Fanny détourna la conversation. Elle aurait voulu qu’il n’eût point dit ces dernières paroles. Elle était disposée à reconnaître qu’il pouvait avoir plus de bonnes qualités qu’elle ne lui en avait supposées. Elle commençait à croire possible qu’il finît par tourner à bien. Mais néanmoins il ne lui convenait pas, et il aurait dû, suivant elle, ne point lui adresser ses vœux.

Crawford s’aperçut qu’il avait assez parlé d’Everingham et il dirigea la conversation sur Mansfield. Il ne pouvait choisir un meilleur sujet ; c’était le moyen d’attirer à l’instant l’attention et les regards de Fanny. Elle goûtait un véritable plaisir à entendre parler de Mansfield, ou à en parler elle-même.

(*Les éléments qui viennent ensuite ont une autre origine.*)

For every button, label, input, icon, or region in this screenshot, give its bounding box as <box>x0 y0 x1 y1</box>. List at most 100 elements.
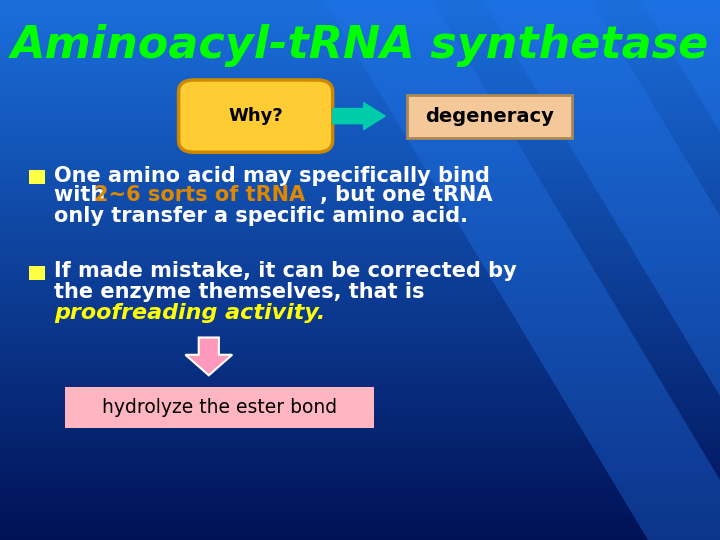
Text: Why?: Why? <box>228 107 283 125</box>
Bar <box>0 270 720 275</box>
Text: , but one tRNA: , but one tRNA <box>320 185 493 206</box>
Bar <box>0 173 720 178</box>
Bar <box>0 59 720 65</box>
Bar <box>0 124 720 130</box>
Bar <box>0 308 720 313</box>
Bar <box>0 254 720 259</box>
FancyBboxPatch shape <box>179 80 333 152</box>
Bar <box>0 184 720 189</box>
Bar <box>29 266 45 280</box>
Bar <box>0 119 720 124</box>
Bar <box>0 157 720 162</box>
Bar <box>0 238 720 243</box>
FancyBboxPatch shape <box>407 94 572 138</box>
Polygon shape <box>482 0 720 540</box>
Bar <box>0 400 720 405</box>
Text: One amino acid may specifically bind: One amino acid may specifically bind <box>54 165 490 186</box>
Polygon shape <box>185 338 232 375</box>
Bar <box>0 389 720 394</box>
Bar <box>0 221 720 227</box>
Bar <box>0 70 720 76</box>
Bar <box>0 464 720 470</box>
Bar <box>0 5 720 11</box>
Bar <box>0 292 720 297</box>
Bar <box>0 130 720 135</box>
Text: 2~6 sorts of tRNA: 2~6 sorts of tRNA <box>94 185 305 206</box>
Text: proofreading activity.: proofreading activity. <box>54 303 325 323</box>
Bar <box>0 335 720 340</box>
Bar <box>0 518 720 524</box>
Bar <box>0 97 720 103</box>
Bar <box>0 151 720 157</box>
Bar <box>0 340 720 346</box>
Bar <box>0 421 720 427</box>
Bar <box>0 146 720 151</box>
Bar <box>0 49 720 54</box>
Bar <box>0 189 720 194</box>
Bar <box>0 81 720 86</box>
Bar <box>0 194 720 200</box>
Bar <box>0 470 720 475</box>
Bar <box>0 113 720 119</box>
Bar <box>0 405 720 410</box>
Bar <box>0 211 720 216</box>
Bar <box>0 167 720 173</box>
Bar <box>0 65 720 70</box>
Bar <box>0 454 720 459</box>
Bar <box>0 324 720 329</box>
Bar <box>0 513 720 518</box>
Bar <box>0 232 720 238</box>
Bar <box>0 394 720 400</box>
Bar <box>0 448 720 454</box>
Bar <box>0 32 720 38</box>
Bar <box>0 103 720 108</box>
Bar <box>0 0 720 5</box>
Bar <box>0 383 720 389</box>
Polygon shape <box>324 0 720 540</box>
Text: degeneracy: degeneracy <box>426 106 554 126</box>
Bar <box>0 205 720 211</box>
Bar <box>0 529 720 535</box>
Bar <box>0 302 720 308</box>
Bar <box>0 427 720 432</box>
Bar <box>0 248 720 254</box>
Bar <box>0 286 720 292</box>
Bar <box>0 535 720 540</box>
Bar <box>0 243 720 248</box>
Bar <box>0 297 720 302</box>
Bar <box>0 410 720 416</box>
Bar <box>0 313 720 319</box>
Bar <box>0 140 720 146</box>
Bar <box>0 502 720 508</box>
Bar <box>0 16 720 22</box>
Bar <box>0 437 720 443</box>
Bar <box>0 486 720 491</box>
Bar <box>0 481 720 486</box>
FancyBboxPatch shape <box>65 388 374 428</box>
Bar <box>0 38 720 43</box>
Bar <box>0 54 720 59</box>
Bar <box>0 27 720 32</box>
Text: the enzyme themselves, that is: the enzyme themselves, that is <box>54 281 425 302</box>
Bar <box>0 281 720 286</box>
Polygon shape <box>641 0 720 540</box>
Bar <box>0 86 720 92</box>
Bar <box>0 11 720 16</box>
Bar <box>0 497 720 502</box>
Bar <box>0 135 720 140</box>
Bar <box>0 524 720 529</box>
Text: Aminoacyl-tRNA synthetase: Aminoacyl-tRNA synthetase <box>11 24 709 68</box>
Bar <box>0 351 720 356</box>
Text: hydrolyze the ester bond: hydrolyze the ester bond <box>102 398 337 417</box>
Text: with: with <box>54 185 112 206</box>
Bar <box>0 200 720 205</box>
Bar <box>0 443 720 448</box>
Bar <box>0 508 720 513</box>
Bar <box>0 378 720 383</box>
Bar <box>0 265 720 270</box>
Bar <box>0 475 720 481</box>
Bar <box>0 416 720 421</box>
Bar <box>0 227 720 232</box>
Bar <box>0 432 720 437</box>
Bar <box>0 319 720 324</box>
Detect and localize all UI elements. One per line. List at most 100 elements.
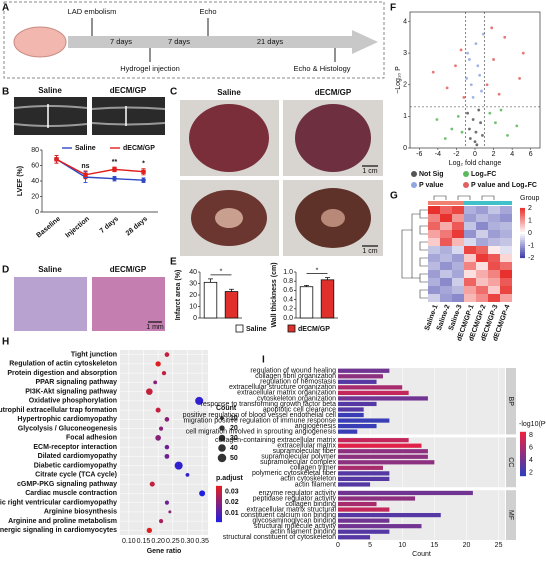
group-bar xyxy=(464,201,476,205)
point xyxy=(443,137,447,140)
point xyxy=(112,176,117,181)
heat-cell xyxy=(476,278,488,286)
heat-cell xyxy=(488,262,500,270)
heat-cell xyxy=(440,246,452,254)
colorbar-label: 0 xyxy=(528,230,532,237)
dot xyxy=(155,435,161,441)
colorbar-step xyxy=(520,229,525,233)
heat-cell xyxy=(440,214,452,222)
facet-label: CC xyxy=(507,457,514,467)
colorbar-step xyxy=(216,487,222,490)
panel-label: D xyxy=(2,265,9,276)
heat-cell xyxy=(488,238,500,246)
point xyxy=(497,92,501,96)
y-tick-label: Focal adhesion xyxy=(66,435,117,442)
point xyxy=(471,118,475,121)
scale-bar-label: 1 cm xyxy=(362,168,377,175)
colorbar-step xyxy=(520,211,525,215)
colorbar-step xyxy=(520,458,526,461)
bar xyxy=(338,490,473,496)
colorbar-step xyxy=(520,255,525,259)
point xyxy=(141,177,146,183)
colorbar-step xyxy=(216,500,222,503)
group-bar xyxy=(452,201,464,205)
point xyxy=(494,121,497,125)
colorbar-step xyxy=(520,460,526,463)
y-tick-label: Glycolysis / Gluconeogenesis xyxy=(18,425,117,432)
colorbar-step xyxy=(520,231,525,235)
series-line xyxy=(56,158,144,181)
pig-icon xyxy=(13,26,67,58)
bar xyxy=(338,529,390,534)
y-tick-label: regulation of hemostasis xyxy=(260,379,336,386)
bar xyxy=(338,396,428,401)
x-tick-label: 0.35 xyxy=(195,538,209,545)
y-tick-label: Arginine and proline metabolism xyxy=(8,518,117,525)
point xyxy=(431,70,435,74)
point xyxy=(478,73,482,77)
bar xyxy=(338,423,377,429)
image-label: Saline xyxy=(217,88,241,97)
colorbar-step xyxy=(520,431,526,435)
heat-cell xyxy=(464,270,476,278)
heat-cell xyxy=(476,230,488,238)
bar xyxy=(338,374,383,379)
point xyxy=(456,114,460,118)
colorbar-step xyxy=(216,516,222,519)
colorbar-label: 0.03 xyxy=(225,488,239,495)
heat-cell xyxy=(428,246,440,254)
colorbar-step xyxy=(520,469,526,472)
bar xyxy=(320,279,335,319)
point xyxy=(499,108,503,112)
y-tick-label: collagen-containing extracellular matrix xyxy=(215,437,337,444)
x-tick-label: 25 xyxy=(495,542,503,549)
colorbar-step xyxy=(520,467,526,470)
bar xyxy=(338,449,428,454)
heat-cell xyxy=(488,214,500,222)
point xyxy=(466,51,469,55)
colorbar-label: 0.01 xyxy=(225,510,239,517)
heat-cell xyxy=(464,238,476,246)
facet-strip xyxy=(506,437,516,488)
heat-cell xyxy=(428,214,440,222)
group-bar xyxy=(428,201,440,205)
bar xyxy=(338,385,403,390)
x-tick-label: Baseline xyxy=(35,216,62,240)
legend-label: 50 xyxy=(230,455,238,462)
y-tick-label: Arginine biosynthesis xyxy=(44,509,117,516)
y-tick-label: angiogenesis xyxy=(295,423,337,430)
heat-cell xyxy=(440,294,452,302)
point xyxy=(445,86,449,90)
colorbar-label: 1 xyxy=(528,217,532,224)
dendrogram xyxy=(401,195,495,299)
bar xyxy=(338,379,377,384)
colorbar-step xyxy=(216,496,222,499)
colorbar-step xyxy=(520,235,525,239)
bar xyxy=(338,507,390,512)
heat-cell xyxy=(440,206,452,214)
point xyxy=(476,64,480,68)
y-tick-label: supramolecular polymer xyxy=(261,454,336,461)
echo-image xyxy=(92,97,165,135)
legend-label: 40 xyxy=(230,445,238,452)
legend-title: p.adjust xyxy=(216,475,244,482)
y-tick-label: extracellular matrix organization xyxy=(237,390,336,397)
y-axis-title: LVEF (%) xyxy=(17,166,24,196)
point xyxy=(468,127,471,131)
bar xyxy=(338,496,416,501)
scale-bar-label: 1 cm xyxy=(362,248,377,255)
y-tick-label: actin filament binding xyxy=(270,529,336,536)
bar xyxy=(299,286,314,319)
y-tick-label: Cardiac muscle contraction xyxy=(25,490,117,497)
bar xyxy=(338,454,428,459)
error-bar xyxy=(325,277,330,280)
point xyxy=(485,83,489,87)
colorbar-step xyxy=(520,451,526,455)
legend-marker xyxy=(463,171,469,177)
heat-cell xyxy=(452,270,464,278)
image-label: Saline xyxy=(38,86,62,95)
echo-texture xyxy=(13,105,166,127)
y-tick-label: 1.0 xyxy=(283,269,293,276)
dot xyxy=(149,481,155,487)
colorbar-step xyxy=(216,507,222,510)
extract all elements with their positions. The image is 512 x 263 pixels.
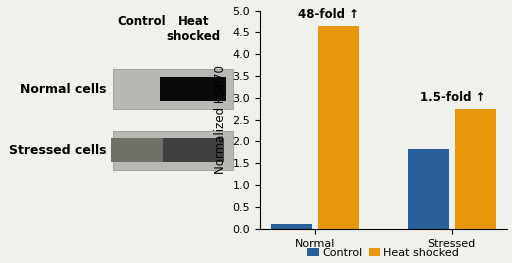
Text: 48-fold ↑: 48-fold ↑ xyxy=(298,8,359,21)
Text: Heat
shocked: Heat shocked xyxy=(166,15,221,43)
Y-axis label: Normalized HSP70: Normalized HSP70 xyxy=(214,65,227,174)
Text: 1.5-fold ↑: 1.5-fold ↑ xyxy=(420,91,485,104)
Bar xyxy=(163,138,224,162)
Legend: Control, Heat shocked: Control, Heat shocked xyxy=(303,244,463,262)
Bar xyxy=(111,138,172,162)
Text: Control: Control xyxy=(117,15,166,28)
Text: Normal cells: Normal cells xyxy=(20,83,106,96)
Text: Stressed cells: Stressed cells xyxy=(9,144,106,157)
Bar xyxy=(317,26,359,229)
Bar xyxy=(271,224,312,229)
Bar xyxy=(113,69,233,109)
Bar xyxy=(113,130,233,170)
Bar xyxy=(455,109,496,229)
Bar xyxy=(160,77,226,101)
Bar xyxy=(408,149,449,229)
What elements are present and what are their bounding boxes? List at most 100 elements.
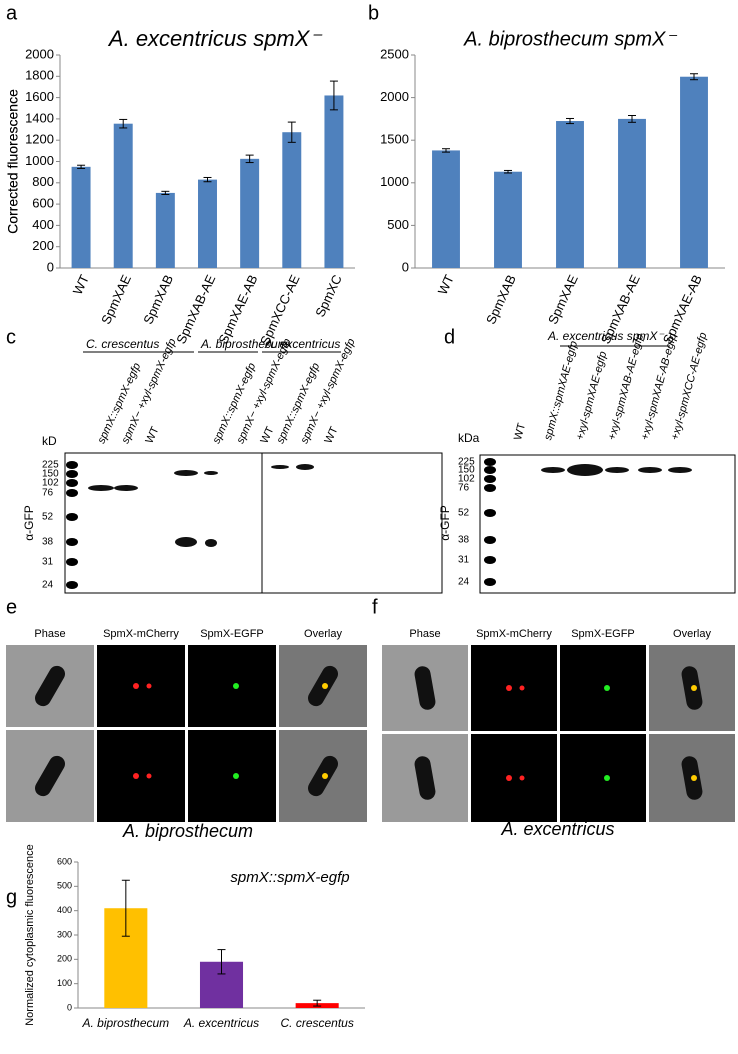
- band: [605, 467, 629, 473]
- bar: [680, 76, 708, 268]
- spot: [604, 685, 610, 691]
- panel-letter: c: [6, 326, 16, 348]
- ladder-band: [66, 558, 78, 566]
- x-tick-label: A. biprosthecum: [81, 1016, 169, 1030]
- error-bar: [161, 190, 170, 196]
- bar: [71, 166, 91, 268]
- error-bar: [628, 114, 636, 123]
- ladder-band: [484, 556, 496, 564]
- lane-label: WT: [322, 425, 340, 446]
- panel-letter: a: [6, 2, 18, 24]
- y-tick-label: 200: [32, 238, 54, 253]
- x-tick-label: SpmXAB: [483, 272, 519, 326]
- y-tick-label: 1000: [380, 174, 409, 189]
- y-axis-label: Corrected fluorescence: [5, 89, 21, 234]
- bar: [324, 95, 344, 268]
- ladder-label: 31: [458, 555, 470, 566]
- blot: [479, 454, 736, 594]
- chart-title: spmX::spmX-egfp: [230, 869, 349, 886]
- column-header: SpmX-mCherry: [103, 628, 179, 640]
- y-tick-label: 1500: [380, 132, 409, 147]
- band: [88, 485, 114, 491]
- antibody-label: α-GFP: [22, 505, 36, 541]
- bar: [240, 158, 260, 268]
- y-tick-label: 600: [57, 856, 72, 866]
- x-tick-label: SpmXAE: [98, 272, 134, 326]
- spot: [604, 775, 610, 781]
- error-bar: [245, 154, 254, 164]
- group-label: A. excentricus: [264, 337, 340, 351]
- band: [174, 470, 198, 476]
- group-label: A. biprosthecum: [200, 337, 288, 351]
- x-tick-label: WT: [435, 272, 457, 297]
- bar: [618, 118, 646, 269]
- ladder-label: 52: [42, 512, 54, 523]
- chart-title: A. biprosthecum spmX⁻: [463, 28, 677, 50]
- band: [175, 537, 197, 547]
- species-label: A. excentricus: [500, 819, 614, 839]
- spot: [146, 683, 152, 689]
- species-label: A. biprosthecum: [122, 821, 253, 841]
- y-tick-label: 500: [387, 217, 409, 232]
- lane-label: WT: [512, 422, 528, 442]
- ladder-label: 150: [458, 465, 475, 476]
- y-tick-label: 1800: [25, 68, 54, 83]
- micrograph: [560, 734, 646, 822]
- error-bar: [566, 117, 574, 125]
- column-header: Overlay: [304, 628, 342, 640]
- ladder-label: 225: [458, 457, 475, 468]
- chart-title: A. excentricus spmX⁻: [107, 26, 324, 51]
- blot: [64, 452, 443, 594]
- ladder-label: 24: [42, 580, 54, 591]
- band: [296, 464, 314, 470]
- ladder-label: 76: [42, 488, 54, 499]
- spot: [133, 773, 139, 779]
- ladder-label: 150: [42, 469, 59, 480]
- x-tick-label: C. crescentus: [280, 1016, 353, 1030]
- unit-label: kD: [42, 434, 57, 448]
- bar: [494, 171, 522, 268]
- ladder-band: [484, 466, 496, 474]
- bar: [113, 123, 133, 268]
- spot: [233, 773, 239, 779]
- x-tick-label: SpmXC: [312, 272, 345, 319]
- cell: [414, 666, 436, 710]
- y-tick-label: 1600: [25, 89, 54, 104]
- ladder-band: [484, 458, 496, 466]
- y-tick-label: 0: [67, 1002, 72, 1012]
- ladder-band: [66, 489, 78, 497]
- ladder-band: [484, 484, 496, 492]
- ladder-label: 102: [458, 474, 475, 485]
- error-bar: [442, 148, 450, 153]
- y-tick-label: 2500: [380, 46, 409, 61]
- band: [638, 467, 662, 473]
- error-bar: [217, 949, 226, 975]
- error-bar: [504, 169, 512, 174]
- y-tick-label: 200: [57, 954, 72, 964]
- error-bar: [329, 80, 338, 111]
- bar: [198, 179, 217, 268]
- micrograph: [188, 730, 276, 822]
- spot: [519, 775, 525, 781]
- ladder-band: [66, 479, 78, 487]
- y-tick-label: 300: [57, 929, 72, 939]
- ladder-band: [66, 513, 78, 521]
- error-bar: [203, 176, 212, 183]
- spot: [506, 775, 512, 781]
- column-header: SpmX-EGFP: [571, 628, 635, 640]
- micrograph: [471, 645, 557, 731]
- error-bar: [313, 999, 322, 1007]
- ladder-band: [484, 578, 496, 586]
- ladder-label: 52: [458, 508, 470, 519]
- band: [271, 465, 289, 469]
- lane-label: WT: [143, 425, 161, 446]
- ladder-label: 31: [42, 557, 54, 568]
- spot: [691, 775, 697, 781]
- ladder-label: 225: [42, 460, 59, 471]
- x-tick-label: SpmXAB-AE: [173, 272, 218, 346]
- ladder-label: 24: [458, 577, 470, 588]
- lane-label: spmX::spmXAE-egfp: [542, 340, 580, 442]
- lane-label: WT: [258, 425, 276, 446]
- spot: [146, 773, 152, 779]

Lorsque M. Price revint avec son ami, M. Crawford profita d’une minute où il n’était point observé, pour dire à Fanny que la seule cause de son voyage à Portsmouth était l’espérance de la voir ; qu’il n’y était venu pour une couple de jours qu’à cause d’elle seule, et parce qu’il n’avait pu supporter plus long-temps d’être entièrement séparé d’elle. Fanny fut mécontente, très-mécontente ; et cependant, malgré cette déclaration et deux ou trois autres choses semblables, qu’elle aurait désiré que M. Crawford n’eût point dit, elle le trouvait tout à fait changé à son avantage depuis son départ de Mansfield. Il était beaucoup plus doux, plus obligeant, plus attentif pour les sentimens des autres personnes, qu’il ne l’avait jamais été à Mansfield. Elle ne l’avait jamais vu si agréable, si près de lui être agréable. Sa conduite envers le père de Fanny était on ne peut plus convenable, et il y avait quelque chose d’une bonté particulière dans les attentions qu’il avait pour Susanne. Il s’était décidément amélioré.

Avant qu’ils se séparassent, Fanny eut un autre sujet de lui savoir bon gré de sa conduite. M. Price pria M. Crawford de lui faire l’honneur d’accepter son dîner, et Fanny tressaillit d’épouvante ; mais M. Crawford répondit qu’il avait des engagemens pour ce jour-là et le jour suivant ; que cependant il aurait l’honneur de rendre ses devoirs à madame Price le lendemain. On se sépara, et Fanny éprouva un sentiment de félicité d’être échappée à l’horrible désagrément qu’elle avait redouté pendant un instant.

Elle avait été effrayée de l’idée de voir M. Crawford assister à leur dîner de famille sans pouvoir éviter de remarquer ce qui leur manquait, de voir les plus jeunes enfans mettant tout en désordre, et de se convaincre du peu de talent de la servante Rebecca. Fanny avait une délicatesse naturelle, et, de plus, elle avait été élevée à l’école du luxe et de l’épicurisme.